Each National Weather Service radiosonde includes a self-addressed envelope encouraging anyone who finds it to mail the gadget back for reuse.
A Century in St. Paul
The St. Paul weather station has been collecting data since 1915. It’s been successfully sending balloons into the sky, in winds up to 50 miles per hour, since 1948.
Wells says he’s always loved the weather, especially the meat and potatoes of gathering the raw information needed to make a forecast.
“It takes a lot of skill and hardiness to do it, and I’m proud to do it,” he says.
The National Weather Service is testing an automatic balloon-launching device at its station in Kodiak in November. Some day, human launchers like Wells could be replaced by machines at the 13 weather stations in Alaska and those across the country.
Far From Home
For now, Wells is a continent–and 300 miles of Bering Sea–away from his native North Carolina, but he doesn’t mind.
“I feel privileged to be doing this,” he says. “I’d always wanted to work for the weather service and now I am working for the weather service, and I couldn’t be happier.”
Some St. Paul residents dislike it when their home is described as “the middle of nowhere.” And in some ways, the Pribilof Islands are centrally located: St. Paul is home to the world’s largest Aleut community; Trident Seafoods claims to run the world’s largest crab-processing plant there. Nearly half of all seafood harvested in the United States is hauled up from the Bering Sea.

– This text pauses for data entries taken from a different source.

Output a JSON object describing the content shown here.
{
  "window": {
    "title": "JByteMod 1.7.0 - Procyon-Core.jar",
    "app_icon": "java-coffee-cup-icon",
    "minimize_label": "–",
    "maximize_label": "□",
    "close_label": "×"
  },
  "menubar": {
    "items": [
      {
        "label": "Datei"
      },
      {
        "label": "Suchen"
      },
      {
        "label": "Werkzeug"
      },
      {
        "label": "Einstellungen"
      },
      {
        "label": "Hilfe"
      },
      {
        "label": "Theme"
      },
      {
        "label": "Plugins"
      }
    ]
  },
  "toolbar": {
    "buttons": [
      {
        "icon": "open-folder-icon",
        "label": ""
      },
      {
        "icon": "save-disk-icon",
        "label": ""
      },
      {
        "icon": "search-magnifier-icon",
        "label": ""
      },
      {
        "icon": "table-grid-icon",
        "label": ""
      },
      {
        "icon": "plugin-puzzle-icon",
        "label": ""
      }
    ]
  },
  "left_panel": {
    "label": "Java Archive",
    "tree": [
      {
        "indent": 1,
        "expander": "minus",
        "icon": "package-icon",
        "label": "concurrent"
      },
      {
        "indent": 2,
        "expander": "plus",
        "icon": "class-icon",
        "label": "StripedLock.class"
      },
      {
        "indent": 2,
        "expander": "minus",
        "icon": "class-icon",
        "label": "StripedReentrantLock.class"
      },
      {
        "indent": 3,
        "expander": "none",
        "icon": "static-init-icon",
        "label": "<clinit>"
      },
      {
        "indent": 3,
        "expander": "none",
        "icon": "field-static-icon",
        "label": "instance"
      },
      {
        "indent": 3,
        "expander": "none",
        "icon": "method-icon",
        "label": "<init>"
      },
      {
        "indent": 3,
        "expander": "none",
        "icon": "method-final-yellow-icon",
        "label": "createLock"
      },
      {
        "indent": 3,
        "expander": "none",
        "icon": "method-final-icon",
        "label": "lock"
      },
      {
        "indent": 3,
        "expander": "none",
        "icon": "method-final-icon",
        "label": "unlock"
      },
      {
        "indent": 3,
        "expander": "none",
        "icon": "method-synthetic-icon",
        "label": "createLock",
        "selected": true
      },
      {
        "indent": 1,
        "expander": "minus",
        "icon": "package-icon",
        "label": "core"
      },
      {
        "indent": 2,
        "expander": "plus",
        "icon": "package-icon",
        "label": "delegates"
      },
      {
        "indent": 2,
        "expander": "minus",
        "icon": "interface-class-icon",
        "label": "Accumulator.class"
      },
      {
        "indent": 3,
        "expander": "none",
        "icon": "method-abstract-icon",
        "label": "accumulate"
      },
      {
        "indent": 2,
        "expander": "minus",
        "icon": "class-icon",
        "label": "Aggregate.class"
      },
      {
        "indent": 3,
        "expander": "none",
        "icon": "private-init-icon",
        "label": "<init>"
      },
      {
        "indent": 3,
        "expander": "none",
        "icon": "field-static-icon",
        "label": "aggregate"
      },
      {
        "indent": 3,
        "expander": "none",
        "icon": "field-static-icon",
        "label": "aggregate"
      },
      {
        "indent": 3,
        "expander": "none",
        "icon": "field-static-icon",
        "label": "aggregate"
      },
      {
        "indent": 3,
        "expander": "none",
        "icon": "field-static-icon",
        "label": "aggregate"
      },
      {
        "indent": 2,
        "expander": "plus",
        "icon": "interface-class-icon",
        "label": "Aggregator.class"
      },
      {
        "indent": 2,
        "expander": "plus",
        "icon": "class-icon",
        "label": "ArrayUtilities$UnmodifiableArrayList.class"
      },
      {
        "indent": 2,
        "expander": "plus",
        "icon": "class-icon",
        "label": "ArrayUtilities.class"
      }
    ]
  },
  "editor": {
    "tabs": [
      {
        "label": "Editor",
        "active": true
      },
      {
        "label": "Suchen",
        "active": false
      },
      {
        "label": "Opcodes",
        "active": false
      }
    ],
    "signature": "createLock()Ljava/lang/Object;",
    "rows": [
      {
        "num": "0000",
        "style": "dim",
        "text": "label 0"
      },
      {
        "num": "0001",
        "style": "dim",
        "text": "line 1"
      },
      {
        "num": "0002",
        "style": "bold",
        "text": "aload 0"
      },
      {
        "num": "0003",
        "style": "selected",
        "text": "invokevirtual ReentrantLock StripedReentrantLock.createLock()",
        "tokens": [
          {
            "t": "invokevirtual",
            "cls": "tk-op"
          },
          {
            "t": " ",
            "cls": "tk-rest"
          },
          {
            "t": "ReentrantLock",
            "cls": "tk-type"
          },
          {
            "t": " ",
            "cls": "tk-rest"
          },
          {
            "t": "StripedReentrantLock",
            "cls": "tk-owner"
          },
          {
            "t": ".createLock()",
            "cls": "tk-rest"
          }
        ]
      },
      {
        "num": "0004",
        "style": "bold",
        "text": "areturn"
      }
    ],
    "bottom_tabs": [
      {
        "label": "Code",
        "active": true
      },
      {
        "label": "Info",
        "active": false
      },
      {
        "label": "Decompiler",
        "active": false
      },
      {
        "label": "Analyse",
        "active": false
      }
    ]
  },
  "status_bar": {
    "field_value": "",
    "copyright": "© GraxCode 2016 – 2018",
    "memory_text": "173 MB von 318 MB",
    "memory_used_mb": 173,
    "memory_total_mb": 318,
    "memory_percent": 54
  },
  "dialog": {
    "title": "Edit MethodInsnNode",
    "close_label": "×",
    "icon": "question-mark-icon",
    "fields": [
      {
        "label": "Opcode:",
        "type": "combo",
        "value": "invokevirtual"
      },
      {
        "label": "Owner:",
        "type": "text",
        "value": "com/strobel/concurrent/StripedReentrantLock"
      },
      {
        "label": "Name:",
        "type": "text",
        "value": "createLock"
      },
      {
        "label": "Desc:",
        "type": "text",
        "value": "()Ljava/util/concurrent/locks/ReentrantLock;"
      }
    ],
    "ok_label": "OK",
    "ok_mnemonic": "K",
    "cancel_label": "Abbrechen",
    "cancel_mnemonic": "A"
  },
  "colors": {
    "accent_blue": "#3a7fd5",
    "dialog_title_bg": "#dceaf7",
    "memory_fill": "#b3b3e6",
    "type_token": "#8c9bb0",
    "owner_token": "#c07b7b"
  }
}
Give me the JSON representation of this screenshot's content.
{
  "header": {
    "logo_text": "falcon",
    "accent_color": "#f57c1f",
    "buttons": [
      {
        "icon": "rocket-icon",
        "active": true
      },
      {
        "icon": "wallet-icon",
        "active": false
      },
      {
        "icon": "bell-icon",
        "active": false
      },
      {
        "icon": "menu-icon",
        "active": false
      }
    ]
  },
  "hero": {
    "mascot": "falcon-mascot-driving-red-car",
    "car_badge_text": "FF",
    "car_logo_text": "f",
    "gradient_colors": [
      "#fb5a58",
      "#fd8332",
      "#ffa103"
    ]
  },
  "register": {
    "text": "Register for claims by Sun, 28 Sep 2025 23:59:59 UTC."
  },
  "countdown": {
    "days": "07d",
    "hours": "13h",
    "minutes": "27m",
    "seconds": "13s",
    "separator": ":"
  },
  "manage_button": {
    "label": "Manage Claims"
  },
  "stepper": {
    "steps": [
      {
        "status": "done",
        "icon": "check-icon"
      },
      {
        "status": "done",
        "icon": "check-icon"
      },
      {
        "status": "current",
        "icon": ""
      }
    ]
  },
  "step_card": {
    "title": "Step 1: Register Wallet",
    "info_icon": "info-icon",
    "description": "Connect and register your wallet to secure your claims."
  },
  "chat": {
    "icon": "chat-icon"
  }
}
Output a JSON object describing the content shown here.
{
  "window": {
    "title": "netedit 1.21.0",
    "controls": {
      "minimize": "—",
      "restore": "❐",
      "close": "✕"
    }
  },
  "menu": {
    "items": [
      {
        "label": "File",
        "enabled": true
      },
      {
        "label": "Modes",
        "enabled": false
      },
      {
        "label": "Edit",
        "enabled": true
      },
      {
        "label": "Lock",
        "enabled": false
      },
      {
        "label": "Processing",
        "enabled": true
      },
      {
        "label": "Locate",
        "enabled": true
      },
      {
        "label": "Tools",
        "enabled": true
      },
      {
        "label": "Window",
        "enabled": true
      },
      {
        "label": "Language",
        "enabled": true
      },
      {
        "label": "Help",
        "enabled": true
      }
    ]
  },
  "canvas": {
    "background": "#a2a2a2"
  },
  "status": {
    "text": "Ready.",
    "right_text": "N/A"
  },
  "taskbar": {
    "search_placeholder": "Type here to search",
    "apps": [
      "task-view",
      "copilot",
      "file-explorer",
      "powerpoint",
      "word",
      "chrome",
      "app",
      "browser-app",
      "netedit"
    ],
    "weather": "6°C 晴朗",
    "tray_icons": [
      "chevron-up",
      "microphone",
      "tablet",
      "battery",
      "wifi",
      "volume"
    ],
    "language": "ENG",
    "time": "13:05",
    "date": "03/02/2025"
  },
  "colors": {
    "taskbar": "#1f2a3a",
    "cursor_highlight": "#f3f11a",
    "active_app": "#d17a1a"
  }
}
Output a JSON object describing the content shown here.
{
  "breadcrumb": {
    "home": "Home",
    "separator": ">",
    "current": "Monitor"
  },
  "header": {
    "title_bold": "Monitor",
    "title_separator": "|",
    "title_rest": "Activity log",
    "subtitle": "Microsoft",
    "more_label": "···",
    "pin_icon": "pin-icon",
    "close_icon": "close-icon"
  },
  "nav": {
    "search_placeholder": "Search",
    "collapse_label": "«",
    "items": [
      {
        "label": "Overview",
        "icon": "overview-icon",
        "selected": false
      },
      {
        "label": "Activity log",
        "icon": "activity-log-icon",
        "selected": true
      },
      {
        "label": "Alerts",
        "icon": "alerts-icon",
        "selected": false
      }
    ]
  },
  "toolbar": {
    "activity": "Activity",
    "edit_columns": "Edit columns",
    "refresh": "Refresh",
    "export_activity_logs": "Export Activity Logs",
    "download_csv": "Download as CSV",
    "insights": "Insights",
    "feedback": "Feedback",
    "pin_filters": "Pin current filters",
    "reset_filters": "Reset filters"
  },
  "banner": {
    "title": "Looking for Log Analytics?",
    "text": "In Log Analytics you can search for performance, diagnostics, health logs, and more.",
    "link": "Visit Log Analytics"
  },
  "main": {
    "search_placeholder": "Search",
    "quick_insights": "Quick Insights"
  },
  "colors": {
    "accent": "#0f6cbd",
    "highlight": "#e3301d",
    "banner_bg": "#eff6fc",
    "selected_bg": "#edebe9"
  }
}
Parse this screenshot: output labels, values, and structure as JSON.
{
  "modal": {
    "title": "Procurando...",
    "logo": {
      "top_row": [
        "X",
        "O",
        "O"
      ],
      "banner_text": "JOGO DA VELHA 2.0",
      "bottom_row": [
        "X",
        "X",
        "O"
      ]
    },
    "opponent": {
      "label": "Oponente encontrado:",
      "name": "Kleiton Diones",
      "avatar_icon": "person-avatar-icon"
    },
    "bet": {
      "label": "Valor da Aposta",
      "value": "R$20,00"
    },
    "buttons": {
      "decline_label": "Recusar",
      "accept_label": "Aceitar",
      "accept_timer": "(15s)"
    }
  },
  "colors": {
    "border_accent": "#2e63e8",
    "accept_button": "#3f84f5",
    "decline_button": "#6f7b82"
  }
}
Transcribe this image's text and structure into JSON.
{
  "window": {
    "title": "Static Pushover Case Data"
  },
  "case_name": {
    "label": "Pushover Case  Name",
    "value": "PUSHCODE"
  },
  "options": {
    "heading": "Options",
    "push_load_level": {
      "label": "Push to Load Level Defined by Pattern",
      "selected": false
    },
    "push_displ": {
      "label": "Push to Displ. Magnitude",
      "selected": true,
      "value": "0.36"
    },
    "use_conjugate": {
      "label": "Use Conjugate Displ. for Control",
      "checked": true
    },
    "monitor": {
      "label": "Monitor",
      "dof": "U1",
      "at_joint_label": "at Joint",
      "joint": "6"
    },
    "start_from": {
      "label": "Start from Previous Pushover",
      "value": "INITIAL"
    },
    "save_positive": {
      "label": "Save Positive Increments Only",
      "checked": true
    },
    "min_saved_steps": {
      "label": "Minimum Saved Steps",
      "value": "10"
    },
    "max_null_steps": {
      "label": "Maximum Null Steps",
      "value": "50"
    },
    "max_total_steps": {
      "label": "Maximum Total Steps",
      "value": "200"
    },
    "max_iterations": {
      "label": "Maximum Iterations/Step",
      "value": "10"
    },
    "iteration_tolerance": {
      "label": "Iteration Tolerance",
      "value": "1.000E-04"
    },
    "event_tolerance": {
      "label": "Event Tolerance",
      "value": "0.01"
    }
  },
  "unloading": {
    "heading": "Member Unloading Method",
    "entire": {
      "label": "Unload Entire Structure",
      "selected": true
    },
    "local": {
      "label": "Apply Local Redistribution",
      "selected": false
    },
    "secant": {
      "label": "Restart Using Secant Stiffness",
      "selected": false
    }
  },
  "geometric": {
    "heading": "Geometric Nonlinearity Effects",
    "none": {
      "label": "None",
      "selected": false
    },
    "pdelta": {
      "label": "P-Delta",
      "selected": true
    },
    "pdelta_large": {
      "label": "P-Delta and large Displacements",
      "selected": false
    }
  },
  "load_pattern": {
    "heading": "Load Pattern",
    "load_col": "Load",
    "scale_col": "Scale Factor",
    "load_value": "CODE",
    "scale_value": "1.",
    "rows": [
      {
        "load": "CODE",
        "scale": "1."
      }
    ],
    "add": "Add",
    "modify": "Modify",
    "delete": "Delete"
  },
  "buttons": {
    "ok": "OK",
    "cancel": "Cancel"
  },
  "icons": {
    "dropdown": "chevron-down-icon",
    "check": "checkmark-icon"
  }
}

Still, travel to St. Paul from almost anywhere else (it’s a three-hour, thrice-weekly flight from Anchorage on planes so small they ask you what you weigh before assigning you a seat), and you realize that St. Paul is on the distant outer perimeter of the Last Frontier.
Wells says his quiet life on the outskirts of St. Paul, on the outskirts of America, is lacking in some creature comforts, but it’s been good for him.
“I lost 25 pounds after moving up here because I didn’t have the temptations of fast-food restaurants about me,” he says.
It’s a different career path than his classmates who get dressed up and made up and sweep their arms in front of maps on TV news. Jobs like his make their forecasts possible.
“They can have the TV and the radio,” Wells says. “I’ll stick with this.”